El anuncio que se reabría el juicio a Eduardo Montealegre, subraya una de las facetas más crueles del régimen autoritario de Ortega: en Nicaragua existe una política oficial o gubernamental de rehenes, o de personas que son retenidas, en este caso bajo la Espada de Damocles de una sentencia judicial que nunca llega, para obligarle a él o a terceros a cumplir determinadas condiciones.

En la misma situación están otras casi 40 personas, algunas de ellas viviendo en el extranjero en un verdadero exilio político pues sienten la natural amenaza de que se les reactive una acusación judicial politizada que lleva casi una década. Se trata del juicio por los Certificados Negociables de Inversión (CENIS). Independientemente de la naturaleza jurídica y financiera del caso, lo que resulta evidente es que el juicio nunca se falló para tener a los involucrados sujetos a una suerte de secuestro de su libertad política, empresarial y profesional.

De la misma estirpe es que con motivo del litigio por la casa que ocupaba el Embajador de Nicaragua en Panamá, la Procuraduría General de la República haya anunciado que todavía estaban abiertas causas al ex Presidente Alemán, pese a la sentencia absolutoria que obtuvo de Ortega cuando a inicios de 2009 volvió a traicionar a la oposición, y específicamente a Eduardo Montealegre quien había sido elegido alcalde de Managua en las elecciones municipales de noviembre de 2008, y entregó al orteguismo el control de la Asamblea Nacional cuando aún estaba en minoría. Que la partidización del sistema judicial en manos de Ortega sea producto del pacto de Alemán con el mismo, no hace cambiar en absoluto nuestro juicio, ni lo ocuparemos de excusa para callar ante una imparcialidad, y denunciar que él también ha terminado de víctima de la política gubernamental de rehenes.

Los anteriores son casos, si se quiere emblemáticos, pero es la situación que estamos enfrentando los nicaragüenses en nuestra vida diaria y no solamente quienes nos atrevemos a oponernos políticamente al régimen de Ortega.

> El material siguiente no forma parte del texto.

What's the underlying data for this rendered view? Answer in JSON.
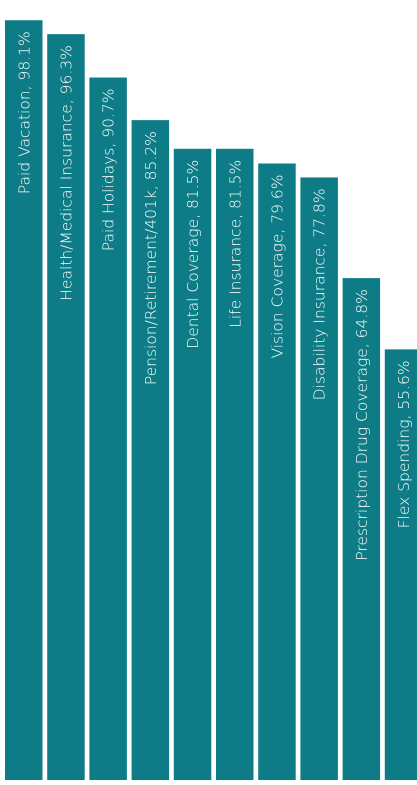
{
  "chart_data": {
    "type": "bar",
    "orientation": "vertical",
    "categories": [
      "Paid Vacation",
      "Health/Medical Insurance",
      "Paid Holidays",
      "Pension/Retirement/401k",
      "Dental Coverage",
      "Life Insurance",
      "Vision Coverage",
      "Disability Insurance",
      "Prescription Drug Coverage",
      "Flex Spending"
    ],
    "values": [
      98.1,
      96.3,
      90.7,
      85.2,
      81.5,
      81.5,
      79.6,
      77.8,
      64.8,
      55.6
    ],
    "labels": [
      "Paid Vacation, 98.1%",
      "Health/Medical Insurance, 96.3%",
      "Paid Holidays, 90.7%",
      "Pension/Retirement/401k, 85.2%",
      "Dental Coverage, 81.5%",
      "Life Insurance, 81.5%",
      "Vision Coverage, 79.6%",
      "Disability Insurance, 77.8%",
      "Prescription Drug Coverage, 64.8%",
      "Flex Spending, 55.6%"
    ],
    "unit": "%",
    "label_orientation": "rotated-vertical-inside-bar",
    "bar_color": "#0e7c86",
    "label_color": "#ffffff",
    "background_color": "#ffffff",
    "grid": false,
    "axes_visible": false,
    "ylim": [
      0,
      100
    ]
  }
}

¿Quién no sabe de croquis de accidentes de tránsito que le han sido cambiados, para que tenga que gestionar como favor político lo que le corresponde en justicia?

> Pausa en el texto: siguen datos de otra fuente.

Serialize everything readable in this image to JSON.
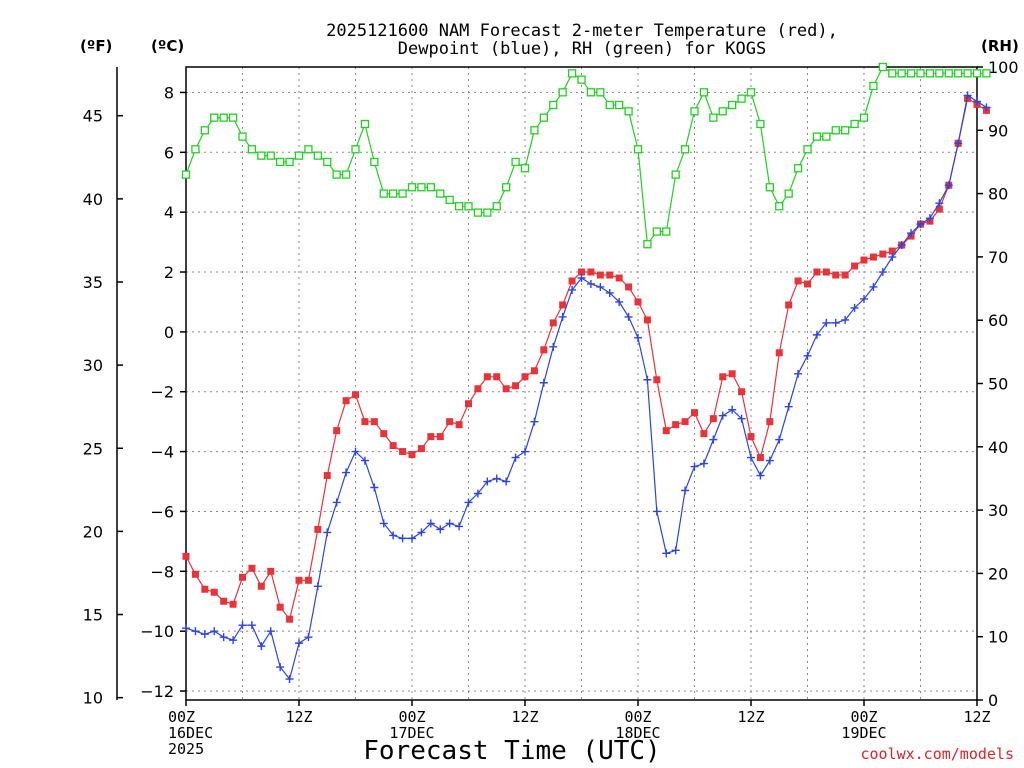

¿Y los problemas que han enfrentado comerciantes en la Dirección de Aduanas, pese a tener resoluciones del ámbito contencioso-administrativo a su favor?

¿Y los problemas de propiedad, derecho sucesorio y contratos, que se eternizan, hasta que se resuelven apoyándose en favores políticos gestionados en altos niveles?

¿Hay acaso alguna línea que separe, prácticamente para nada, a la política partidaria gubernamental del sistema judicial, desde los niveles locales hasta la Corte Suprema de Justicia?

A propósito de la anulación de toda posibilidad de la oposición de participar en las elecciones, y de la consecuente necesidad de iniciar nuevas formas de protesta y resistencia pacífica para revertir una situación política que tendrá inmensos costos humanos, económicos y sociales, no olvidemos que perder el temor al ruido de las llaves de la celda está entre esas formas de resistencia pacífica.